Take a typical disagreement with my parents when I was growing up, for instance. Maybe we’d be tussling over my room being dirty, or me coming home late after curfew, or whether the Replacements would rock Pink Floyd’s socks off. We’d go back and forth for a while, and things would get heated, and finally they’d say something like, ‘Don’t you remember what we told you about this last time?

And I’d say, ‘What?

And they’d just shake their heads sadly and walk away. I got in the last word, but I still lost the argument. All the last word got me was grounded, with a cut allowance. It doesn’t seem fair.

The same sort of thing happens at work, though. Occasionally, someone in the office will find some nit-picky piddly little thing or other to get on my case about. Like last week, for instance, when the boss found me sleeping in my underwear under my desk. Look, I was tired. It was hot. I don’t see the big deal, frankly.
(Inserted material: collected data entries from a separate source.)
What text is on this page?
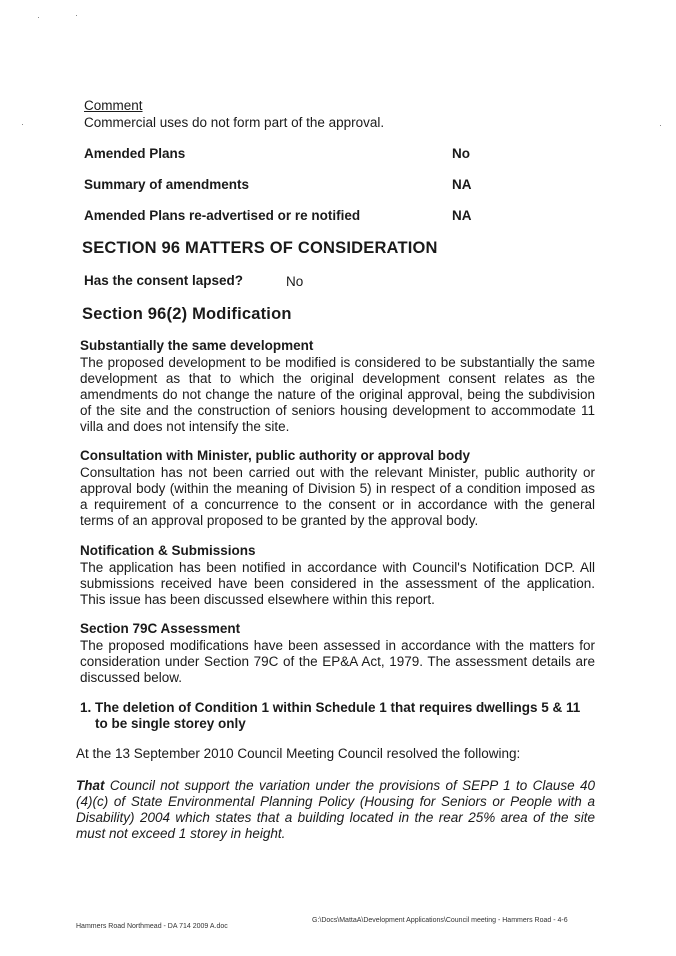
Comment
Commercial uses do not form part of the approval.
Amended Plans	No
Summary of amendments	NA
Amended Plans re-advertised or re notified	NA
SECTION 96 MATTERS OF CONSIDERATION
Has the consent lapsed?	No
Section 96(2) Modification
Substantially the same development
The proposed development to be modified is considered to be substantially the same
development as that to which the original development consent relates as the
amendments do not change the nature of the original approval, being the subdivision
of the site and the construction of seniors housing development to accommodate 11
villa and does not intensify the site.
Consultation with Minister, public authority or approval body
Consultation has not been carried out with the relevant Minister, public authority or
approval body (within the meaning of Division 5) in respect of a condition imposed as
a requirement of a concurrence to the consent or in accordance with the general
terms of an approval proposed to be granted by the approval body.
Notification & Submissions
The application has been notified in accordance with Council's Notification DCP. All
submissions received have been considered in the assessment of the application.
This issue has been discussed elsewhere within this report.
Section 79C Assessment
The proposed modifications have been assessed in accordance with the matters for
consideration under Section 79C of the EP&A Act, 1979. The assessment details are
discussed below.
1. The deletion of Condition 1 within Schedule 1 that requires dwellings 5 & 11
to be single storey only
At the 13 September 2010 Council Meeting Council resolved the following:
That Council not support the variation under the provisions of SEPP 1 to Clause 40
(4)(c) of State Environmental Planning Policy (Housing for Seniors or People with a
Disability) 2004 which states that a building located in the rear 25% area of the site
must not exceed 1 storey in height.
Hammers Road Northmead - DA 714 2009 A.doc
G:\Docs\MattaA\Development Applications\Council meeting - Hammers Road - 4-6
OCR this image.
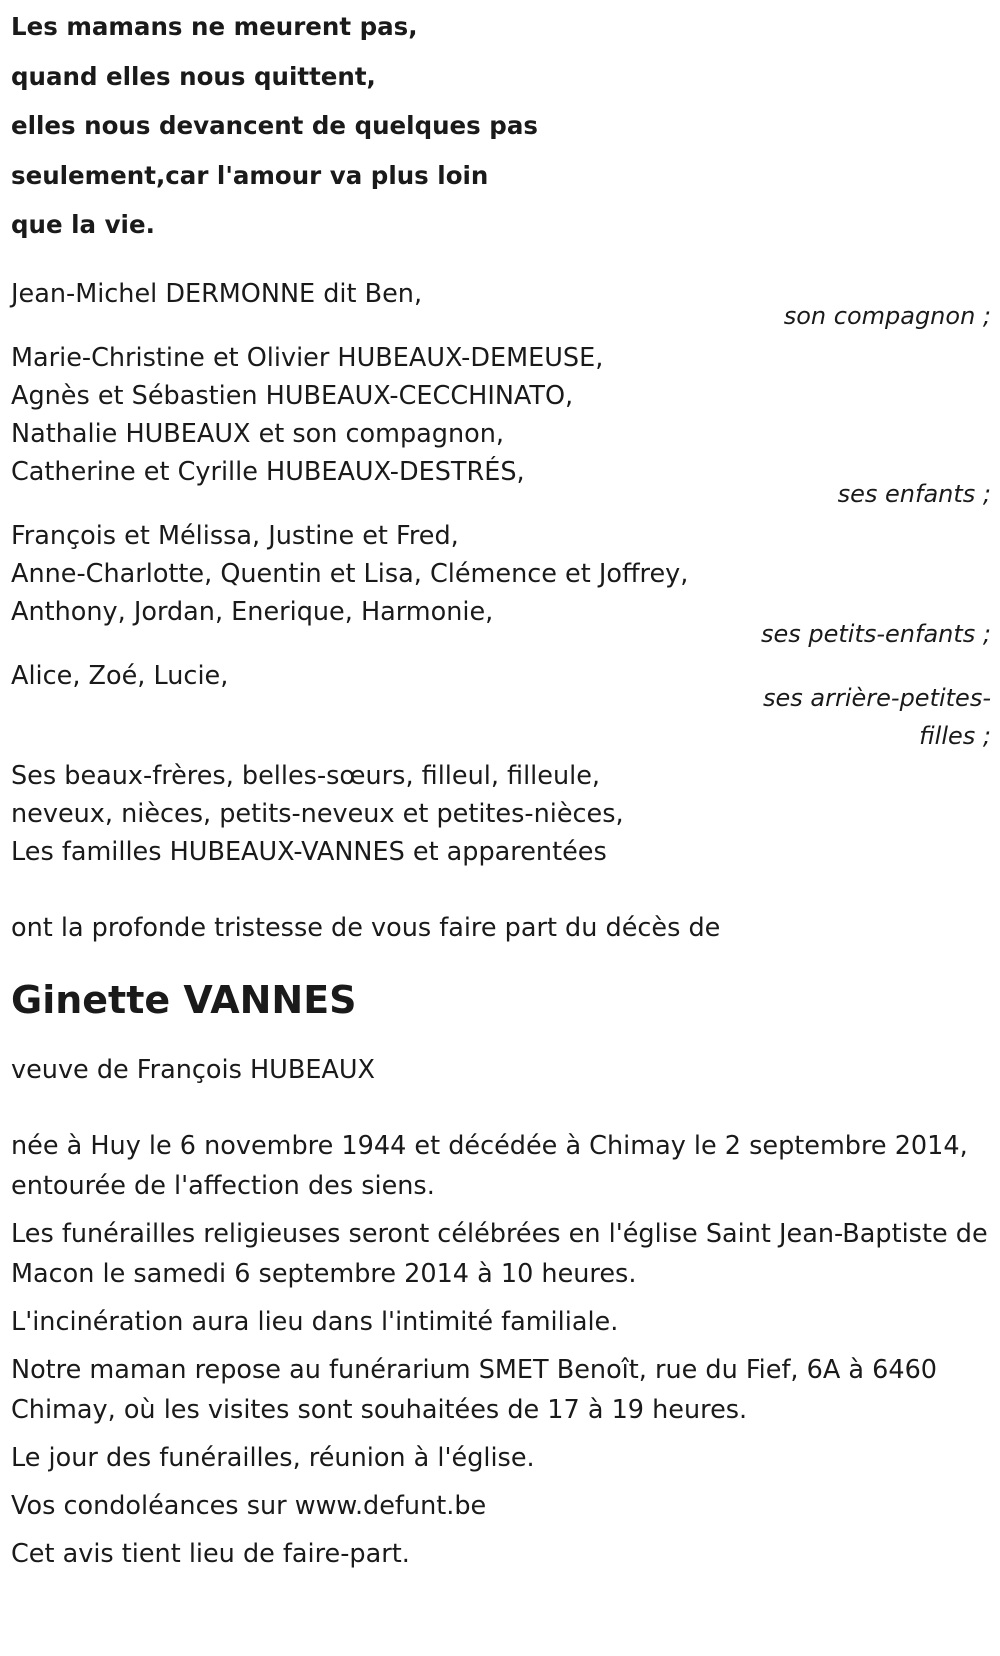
Les mamans ne meurent pas,
quand elles nous quittent,
elles nous devancent de quelques pas
seulement,car l'amour va plus loin
que la vie.
Jean-Michel DERMONNE dit Ben,
son compagnon ;
Marie-Christine et Olivier HUBEAUX-DEMEUSE,
Agnès et Sébastien HUBEAUX-CECCHINATO,
Nathalie HUBEAUX et son compagnon,
Catherine et Cyrille HUBEAUX-DESTRÉS,
ses enfants ;
François et Mélissa, Justine et Fred,
Anne-Charlotte, Quentin et Lisa, Clémence et Joffrey,
Anthony, Jordan, Enerique, Harmonie,
ses petits-enfants ;
Alice, Zoé, Lucie,
ses arrière-petites-
filles ;
Ses beaux-frères, belles-sœurs, filleul, filleule,
neveux, nièces, petits-neveux et petites-nièces,
Les familles HUBEAUX-VANNES et apparentées
ont la profonde tristesse de vous faire part du décès de
Ginette VANNES
veuve de François HUBEAUX
née à Huy le 6 novembre 1944 et décédée à Chimay le 2 septembre 2014, entourée de l'affection des siens.
Les funérailles religieuses seront célébrées en l'église Saint Jean-Baptiste de Macon le samedi 6 septembre 2014 à 10 heures.
L'incinération aura lieu dans l'intimité familiale.
Notre maman repose au funérarium SMET Benoît, rue du Fief, 6A à 6460 Chimay, où les visites sont souhaitées de 17 à 19 heures.
Le jour des funérailles, réunion à l'église.
Vos condoléances sur www.defunt.be
Cet avis tient lieu de faire-part.
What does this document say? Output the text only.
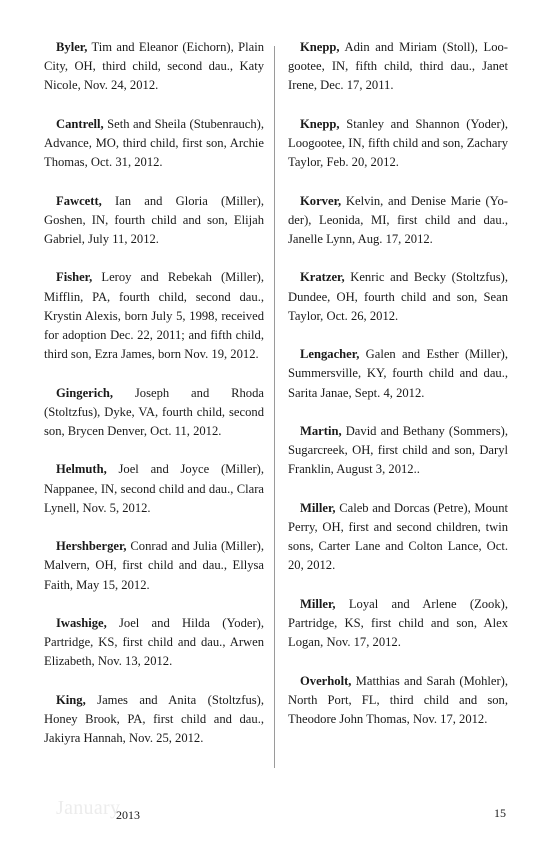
Byler, Tim and Eleanor (Eichorn), Plain City, OH, third child, second dau., Katy Nicole, Nov. 24, 2012.

Cantrell, Seth and Sheila (Stubenrauch), Advance, MO, third child, first son, Archie Thomas, Oct. 31, 2012.

Fawcett, Ian and Gloria (Miller), Goshen, IN, fourth child and son, Elijah Gabriel, July 11, 2012.

Fisher, Leroy and Rebekah (Miller), Mifflin, PA, fourth child, second dau., Krystin Alexis, born July 5, 1998, received for adoption Dec. 22, 2011; and fifth child, third son, Ezra James, born Nov. 19, 2012.

Gingerich, Joseph and Rhoda (Stoltzfus), Dyke, VA, fourth child, second son, Brycen Denver, Oct. 11, 2012.

Helmuth, Joel and Joyce (Miller), Nappanee, IN, second child and dau., Clara Lynell, Nov. 5, 2012.

Hershberger, Conrad and Julia (Miller), Malvern, OH, first child and dau., Ellysa Faith, May 15, 2012.

Iwashige, Joel and Hilda (Yoder), Partridge, KS, first child and dau., Arwen Elizabeth, Nov. 13, 2012.

King, James and Anita (Stoltzfus), Honey Brook, PA, first child and dau., Jakiyra Hannah, Nov. 25, 2012.

Knepp, Adin and Miriam (Stoll), Loogootee, IN, fifth child, third dau., Janet Irene, Dec. 17, 2011.

Knepp, Stanley and Shannon (Yoder), Loogootee, IN, fifth child and son, Zachary Taylor, Feb. 20, 2012.

Korver, Kelvin, and Denise Marie (Yoder), Leonida, MI, first child and dau., Janelle Lynn, Aug. 17, 2012.

Kratzer, Kenric and Becky (Stoltzfus), Dundee, OH, fourth child and son, Sean Taylor, Oct. 26, 2012.

Lengacher, Galen and Esther (Miller), Summersville, KY, fourth child and dau., Sarita Janae, Sept. 4, 2012.

Martin, David and Bethany (Sommers), Sugarcreek, OH, first child and son, Daryl Franklin, August 3, 2012..

Miller, Caleb and Dorcas (Petre), Mount Perry, OH, first and second children, twin sons, Carter Lane and Colton Lance, Oct. 20, 2012.

Miller, Loyal and Arlene (Zook), Partridge, KS, first child and son, Alex Logan, Nov. 17, 2012.

Overholt, Matthias and Sarah (Mohler), North Port, FL, third child and son, Theodore John Thomas, Nov. 17, 2012.

January
2013	15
Still, we had an hour-long and decidedly one-way ‘conversation’ in her office that ended with her saying, ‘You know, there’s a name for people like you.

And me saying, ‘What?

And she just shook her head sadly and walked away. She can’t ground me, exactly — but I suspect my ‘allowance’ might get docked for a few weeks. Some things never change, I suppose.

But I never expected my bad luck to bite me in the ass in my own house. Still, that’s just what happened. A couple of mornings ago, the wife and I got into a spirited discussion about whether or not she really couldn’t ‘believe it’s not butter’. I laid out the overwhelming evidence in favor of it actually being butter, but she was unmoved. And things got a little ugly. Until she finally got fed up, stormed to the door, looked back and said, ‘Guess what you’re not getting of for a month?

What?

And she shook her head sadly and walked away. She never did tell me what I wasn’t getting any of — was it dinner? Was it money? Was it bubble bath privileges? I suppose I’ll find out, but in the meantime it’s clear that my ‘last word’ didn’t win me that argument. Not if sleeping on the living room couch at night is any indication, anyway.

Still. Deep in her heart, way deep down, I know she knows its really butter. I’ll have the last laugh — and not just the last word — in this one yet.